M. Arsène Houssaye a commencé la publication de l’Histoire de la Peinture flamande et hollandaise[5]. C’est un livre qui manquait à l’histoire de l’art. Les trente livraisons qui ont paru permettent déjà de saisir le point de vue de l’écrivain et d’apprécier sa manière. M. Houssaye ne cache pas sa vive sympathie pour les Flamands ; c’est avec une curiosité amoureuse qu’il étudie leurs œuvres, et qu’il reconstruit la biographie ignorée des Paul Potter, des Berghem, des Ruysdaël. La peinture flamande et hollandaise, qui n’a pas été sans influence sur l’art français, méritait de trouver parmi nous son historien.


— On sait quel rapide et brillant succès obtint autrefois l’Encyclopédie-Courtin. Cette intéressante publication méritait, à plus d’un titre, l’accueil empressé qu’elle rencontre dans le public. M. Courtin, lorsqu’il conçut le projet de son Encyclopédie, avait fait appel aux savans, aux écrivains les plus capables de le seconder dans son utile entreprise. Parmi ses collaborateurs il put compter de grands écrivains et des savans illustres. Aujourd’hui MM. Firmin Didot publient une nouvelle édition de l’Encyclopédie-Courtin ou plutôt une nouvelle Encyclopédie ; car leur but est d’accroître de près du double l’ouvrage publié par M. Courtin, dont ils ne conservent que les articles les plus remarquables soit par le mérite de l’exécution, soit par le nom des auteurs. Les livraisons déjà parues font bien augurer de cette vaste publication. Il y a là un effort heureux pour vulgariser la science. Des notices attachantes, complétées par des gravures et par de curieuses indications bibliographiques, assurent à la fois à la nouvelle édition de l’Encyclopédie-Courtin l’approbation des juges spéciaux et les suffrages des gens du monde.


— On vient de traduire un des plus grands monumens littéraires de l’antiquité, l’Histoire universelle de Diodore de Sicile[6]. Nous reviendrons sur cette publication que le traducteur, M. le docteur Hœfer, a enrichie de notes curieuses sur l’état des sciences chez les anciens et chez les modernes.

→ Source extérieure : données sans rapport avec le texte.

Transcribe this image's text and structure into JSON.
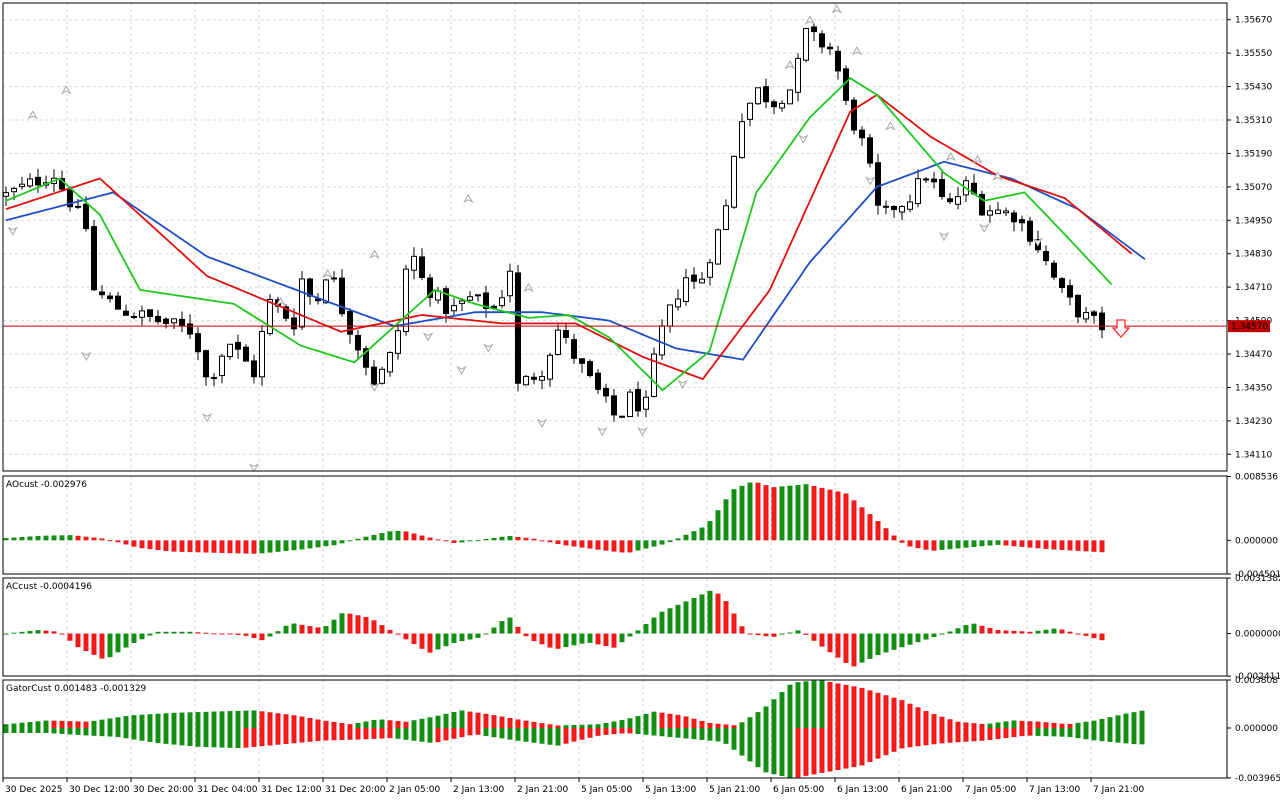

  1. Un vol.  in-8o chez Lagny, rue Bourbon-le-Château.
  2. Chez Amyot ; rue de la Paix.
  3. Chroniques Siennoises, traduites de l’italien, précédées d’une introduction et accompagnées de notes, par M. le duc de Dino. Un beau volume grand in-4o, chez Curmer.
  4. Deux volumes in-8o, chez Labitte, passage des panoramas.
  5. Un vol.  in-folio, avec 100 gravures sur cuivre.
  6. Quatre volumes in-18, faisant partie de la Bibliothèque-Charpentier.